La iniciativa propuesta por María Jesús Montero, vicepresidenta primera y ministra de Hacienda, para reformar el sistema de financiación autonómica con un modelo inclusivo, no cuenta por ahora con los respaldos parlamentarios imprescindibles para su aprobación.
Este sistema que financia servicios fundamentales como sanidad, educación y atención a la dependencia, junto con otras competencias transferidas, está regulado por una ley orgánica que exige mayoría absoluta en el Congreso para cualquier cambio, requisito que el Ejecutivo no tiene asegurado.
En la práctica, el rechazo de Partido Popular o Junts per Catalunya sería suficiente para bloquear la reforma, puesto que el Gobierno precisa al menos el apoyo de uno de estos dos grupos para avanzar.
Un sistema obsoleto
El actual modelo fue aprobado en 2009 con una vigencia inicial de cinco años, por lo que se considera no solo caducado sino también fuera de sintonía con las necesidades actuales. Los expertos señalan que el progresivo aumento de competencias autonómicas no ha estado acompañado de una financiación adecuada, generando presiones en las cuentas públicas de varias comunidades.
La principal innovación del proyecto gubernamental es aumentar los fondos disponibles para las comunidades mediante una mayor retención del IRPF y del IVA en cada territorio, proporcional a la recaudación.
El Gobierno confía en que, pese al descontento de algunos presidentes autonómicos del PP por los pactos bilaterales suscritos por Pedro Sánchez con los independentistas catalanes, los populares finalmente reconozcan la necesidad de actualizar el sistema.
Con este fin, Montero ha convocado para el 14 de enero el Consejo de Política Fiscal y Financiera, que reunirá a los responsables económicos regionales. Ahí se planteará la propuesta oficialmente y se recogerán aportaciones de los gobiernos autonómicos.
La respuesta que reciba el modelo en esa reunión será determinante para evaluar su factibilidad política. Sin una base mínima para el diálogo, la reforma podría quedar comprometida, especialmente ante la dificultad para obtener el respaldo de Junts.
El debate sobre el concierto catalán
La postura de Junts está vinculada a los acuerdos de investidura firmados por Pedro Sánchez con los independentistas catalanes, que contemplan que Cataluña gestione la recaudación de impuestos y luego acuerde una aportación con el Estado, siguiendo el modelo del País Vasco y Navarra.

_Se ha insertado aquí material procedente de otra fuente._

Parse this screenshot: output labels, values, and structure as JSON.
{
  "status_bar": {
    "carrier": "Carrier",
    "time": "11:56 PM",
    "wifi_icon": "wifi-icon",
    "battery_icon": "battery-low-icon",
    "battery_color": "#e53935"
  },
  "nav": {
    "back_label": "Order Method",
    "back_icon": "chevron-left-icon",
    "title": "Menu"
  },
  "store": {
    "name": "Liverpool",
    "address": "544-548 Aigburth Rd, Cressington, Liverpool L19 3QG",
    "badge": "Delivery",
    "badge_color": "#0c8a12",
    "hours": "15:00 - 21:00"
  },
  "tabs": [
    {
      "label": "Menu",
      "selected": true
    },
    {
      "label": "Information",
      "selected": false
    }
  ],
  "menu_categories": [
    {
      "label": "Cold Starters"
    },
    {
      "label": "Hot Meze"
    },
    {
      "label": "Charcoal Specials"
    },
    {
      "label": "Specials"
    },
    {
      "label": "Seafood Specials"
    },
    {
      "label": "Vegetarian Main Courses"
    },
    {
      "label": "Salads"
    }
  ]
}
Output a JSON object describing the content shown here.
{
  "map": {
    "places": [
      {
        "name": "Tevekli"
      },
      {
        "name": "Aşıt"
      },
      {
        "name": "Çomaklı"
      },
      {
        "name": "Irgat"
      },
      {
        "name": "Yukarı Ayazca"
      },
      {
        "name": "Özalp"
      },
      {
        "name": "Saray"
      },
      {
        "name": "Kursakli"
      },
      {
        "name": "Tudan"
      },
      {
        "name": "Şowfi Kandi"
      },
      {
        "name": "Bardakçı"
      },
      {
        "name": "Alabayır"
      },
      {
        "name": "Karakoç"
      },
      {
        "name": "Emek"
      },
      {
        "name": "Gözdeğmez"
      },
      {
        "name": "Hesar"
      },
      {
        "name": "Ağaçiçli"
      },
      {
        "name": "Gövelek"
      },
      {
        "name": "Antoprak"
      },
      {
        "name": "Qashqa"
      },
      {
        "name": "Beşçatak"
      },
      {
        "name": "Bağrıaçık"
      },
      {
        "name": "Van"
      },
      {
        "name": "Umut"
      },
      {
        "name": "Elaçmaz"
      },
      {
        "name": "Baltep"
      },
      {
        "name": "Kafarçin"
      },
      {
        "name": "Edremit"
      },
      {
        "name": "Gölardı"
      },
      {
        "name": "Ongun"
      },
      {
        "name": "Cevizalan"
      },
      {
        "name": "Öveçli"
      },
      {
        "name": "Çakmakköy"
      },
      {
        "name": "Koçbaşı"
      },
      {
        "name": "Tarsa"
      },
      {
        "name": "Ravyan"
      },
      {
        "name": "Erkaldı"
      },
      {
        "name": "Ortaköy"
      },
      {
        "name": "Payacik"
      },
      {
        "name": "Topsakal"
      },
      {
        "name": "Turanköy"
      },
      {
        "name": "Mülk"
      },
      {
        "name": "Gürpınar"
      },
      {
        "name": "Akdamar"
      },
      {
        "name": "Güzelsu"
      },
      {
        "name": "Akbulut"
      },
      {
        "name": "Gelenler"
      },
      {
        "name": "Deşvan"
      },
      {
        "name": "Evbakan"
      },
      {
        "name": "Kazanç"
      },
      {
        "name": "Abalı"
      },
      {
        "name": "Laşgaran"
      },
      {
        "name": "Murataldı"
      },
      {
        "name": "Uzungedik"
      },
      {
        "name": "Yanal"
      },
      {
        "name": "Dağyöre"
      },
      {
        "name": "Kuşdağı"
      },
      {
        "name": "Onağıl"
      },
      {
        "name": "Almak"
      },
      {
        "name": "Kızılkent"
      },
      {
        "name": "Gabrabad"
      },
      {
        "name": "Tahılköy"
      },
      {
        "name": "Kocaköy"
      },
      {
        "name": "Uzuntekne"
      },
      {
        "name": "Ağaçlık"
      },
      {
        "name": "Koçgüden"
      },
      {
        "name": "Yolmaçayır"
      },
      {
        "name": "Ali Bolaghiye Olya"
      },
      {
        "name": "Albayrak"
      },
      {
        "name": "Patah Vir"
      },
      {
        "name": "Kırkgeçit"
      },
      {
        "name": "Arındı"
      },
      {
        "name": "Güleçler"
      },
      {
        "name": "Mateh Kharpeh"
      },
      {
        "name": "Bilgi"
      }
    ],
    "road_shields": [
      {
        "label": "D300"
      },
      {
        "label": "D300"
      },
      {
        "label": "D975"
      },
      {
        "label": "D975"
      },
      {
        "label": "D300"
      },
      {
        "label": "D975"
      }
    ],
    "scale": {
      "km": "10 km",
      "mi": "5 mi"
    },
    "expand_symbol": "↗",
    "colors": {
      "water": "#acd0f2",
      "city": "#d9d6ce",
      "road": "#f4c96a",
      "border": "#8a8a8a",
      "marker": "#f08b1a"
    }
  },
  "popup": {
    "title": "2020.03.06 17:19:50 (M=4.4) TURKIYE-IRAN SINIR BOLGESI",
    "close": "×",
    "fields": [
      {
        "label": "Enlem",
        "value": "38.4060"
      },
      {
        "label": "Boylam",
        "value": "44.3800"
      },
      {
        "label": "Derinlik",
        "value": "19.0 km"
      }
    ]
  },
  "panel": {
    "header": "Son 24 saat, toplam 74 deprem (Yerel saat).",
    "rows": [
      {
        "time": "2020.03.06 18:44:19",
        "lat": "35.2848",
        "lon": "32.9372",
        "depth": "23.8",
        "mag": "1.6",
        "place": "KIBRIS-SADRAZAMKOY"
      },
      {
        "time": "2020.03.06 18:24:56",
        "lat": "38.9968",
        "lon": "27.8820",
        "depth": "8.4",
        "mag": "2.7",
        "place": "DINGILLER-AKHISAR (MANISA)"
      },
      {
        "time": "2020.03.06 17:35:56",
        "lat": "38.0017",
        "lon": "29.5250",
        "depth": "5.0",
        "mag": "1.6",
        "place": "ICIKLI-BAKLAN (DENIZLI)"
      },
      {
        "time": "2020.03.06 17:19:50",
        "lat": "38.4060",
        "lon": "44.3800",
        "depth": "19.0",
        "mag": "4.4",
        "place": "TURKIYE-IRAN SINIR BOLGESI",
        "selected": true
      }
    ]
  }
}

Estas dos comunidades disponen de un sistema propio, denominado concierto y convenio, que las excluye del régimen general de financiación autonómica. No obstante, la propuesta presentada por Montero se centra en reformar el sistema común, incluyendo expresamente a Cataluña dentro de este marco.
Consultada sobre la cesión total del IRPF a Cataluña y la creación de una Agencia Tributaria catalana, la ministra reconoció que este punto sigue siendo objeto de negociación y presenta desafíos tanto técnicos como políticos.
Por su parte, la portavoz de Junts en el Congreso manifestó antes de la presentación de Montero que su grupo solo apoyará un nuevo sistema si incorpora un «concierto catalán», condición que complica aún más el futuro de la iniciativa del Gobierno.